To feel, to ache, to sense hot and chill, and to know what the body parts are doing.
What are some of the specialities of the somatic sensory system?
1) The receptors are located all over the body, instead of being localized in a few areas.
2) It responds to many kind of stimuli, so it is actually 4 senses (temperature, touch, pain, body position)
What is the sense of body position called?
Proprioception.
What are the two major types of skin?
1) Hairy
2) Glabrous (hairless)
What are the two layers that the skin has?
1) The epidermis, or the outer layer
2) The dermis, or the inner layer
What are mechanoreceptors?
Where are they located?
Sensory receptors that are sensitive to physical distortion such as bending or stretching.
They are located throughout the body, on the skin and inside the body.
What is the pacinian corpuscle?
The largest and best-studied mechanoreceptor.
Each human hand has about 2500 Pacinian corpuscles, with the highest densities in the fingers.
Where is the pacinian corpuscle, and how big is it?
Deep in the dermis.

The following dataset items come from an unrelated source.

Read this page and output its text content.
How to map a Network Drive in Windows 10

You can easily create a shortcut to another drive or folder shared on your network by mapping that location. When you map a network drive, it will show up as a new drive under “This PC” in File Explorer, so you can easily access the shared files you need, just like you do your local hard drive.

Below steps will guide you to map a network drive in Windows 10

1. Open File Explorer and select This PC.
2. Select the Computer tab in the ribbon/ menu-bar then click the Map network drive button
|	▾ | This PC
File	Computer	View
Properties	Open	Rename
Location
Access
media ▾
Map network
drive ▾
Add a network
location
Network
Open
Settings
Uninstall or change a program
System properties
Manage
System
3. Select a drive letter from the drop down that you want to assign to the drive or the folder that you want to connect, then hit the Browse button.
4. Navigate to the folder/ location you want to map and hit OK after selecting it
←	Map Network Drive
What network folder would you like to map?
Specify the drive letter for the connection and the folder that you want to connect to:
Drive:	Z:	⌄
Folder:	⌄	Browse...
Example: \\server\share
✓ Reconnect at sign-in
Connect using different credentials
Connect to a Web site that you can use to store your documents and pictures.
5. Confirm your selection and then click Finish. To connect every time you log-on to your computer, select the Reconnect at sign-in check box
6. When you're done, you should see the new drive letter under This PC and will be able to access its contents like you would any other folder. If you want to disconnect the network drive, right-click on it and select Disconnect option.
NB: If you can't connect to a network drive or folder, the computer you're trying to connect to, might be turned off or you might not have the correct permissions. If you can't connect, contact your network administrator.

It can be up to 2mm long and 1mm in diameter.
What are rapidly adapting, and what are slowly adapting mechanoreceptors?
Rapidly adapting: Meissner’s corpuscle, Pacinian corpuscle.
Slowly adapating: Merkel’s disks, Ruffini’s endings
What are follicles?
Cavities of the skin where hairs grow from.

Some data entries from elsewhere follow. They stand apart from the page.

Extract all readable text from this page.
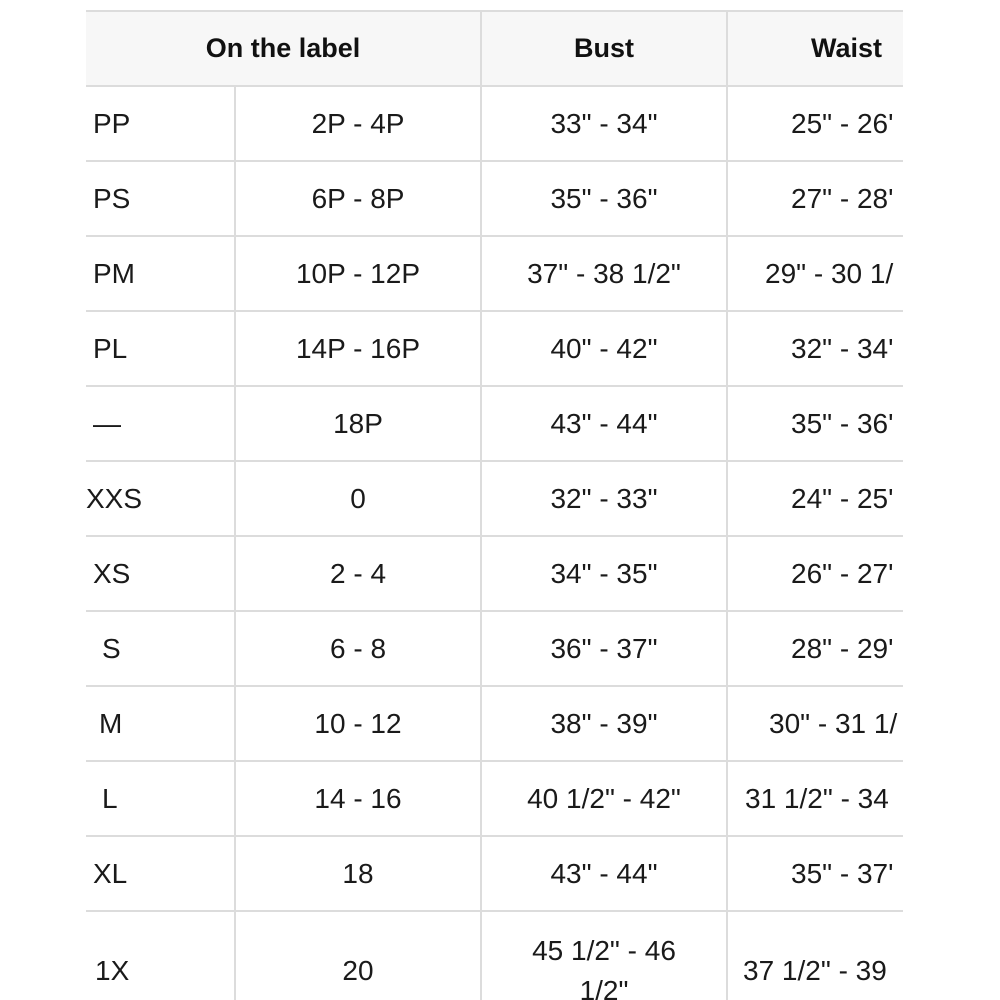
On the label		Bust	Waist
PP	2P - 4P	33" - 34"	25" - 26'
PS	6P - 8P	35" - 36"	27" - 28'
PM	10P - 12P	37" - 38 1/2"	29" - 30 1/
PL	14P - 16P	40" - 42"	32" - 34'
—	18P	43" - 44"	35" - 36'
XXS	0	32" - 33"	24" - 25'
XS	2 - 4	34" - 35"	26" - 27'
S	6 - 8	36" - 37"	28" - 29'
M	10 - 12	38" - 39"	30" - 31 1/
L	14 - 16	40 1/2" - 42"	31 1/2" - 34
XL	18	43" - 44"	35" - 37'
1X	20	45 1/2" - 46 1/2"	37 1/2" - 39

How do the mechanical sensitivities of the different mechanoreceptors differ from each other?
They are sensitive to vibrations of different frequencies.
For example, Meissner’s corpuscles respond best around 50 Hz (but can also trigger at 1-10 Hz), and Pacinian corpuscles respond best around 200 - 300 Hz.
How does the capsule of the Pacinian corpuscle affect its receptivity?
The capsule is not necessary for mechanoreception – the receptor works even without it.
However, without the capsule, the receptor adapts more slowly; its response is prolonged and not as “sharp” as normally.
Thus, the capsule apparently makes the corpuscle insensitive to low-frequency stimuli.
How can the mechanosensitive ion channels’ gating be affected by various forces?
1) By the membrane itself, when it is stretched or bent
2) Through connections between the channels and the extracellular proteins or intracellular cytoskeleton components (e.g., actin, microtubules)
3) Mechanical stimuli may also trigger the release of second messengers (e.g., DAG, IP_3) that secondarily regulate ion channels.
Describe two-point discrimination briefly.
Two-point discrimination is the ability to discern whether a small touch on a skin (e.g., from the tip of a pen) comes from one or two nearby sources.
Different parts of the body have different two-point discrimination sensitivities. The fingers, lip, and big toe have high sensitivities, whereas the back, forearm and calf do not, for example.
What are 4 reasons for the fingertips being better at reading Braille?
1) There is a much higher density of mechanoreceptors on the fingertips than other places of the body.
2) The fingertips have a lot of mechanoreceptors that have small receptive fields (e.g., Merkel’s disks).
3) There is more brain tissue devoted to the sensory information of the fingertips per square mm compared to other body parts.
4) There may be special neural mechanisms devoted to high-resolution discriminations.
What are primary afferent axons of the somatic sensory system?
Axons that bring information from the somatic sensory receptors to the spinal cord or brain stem.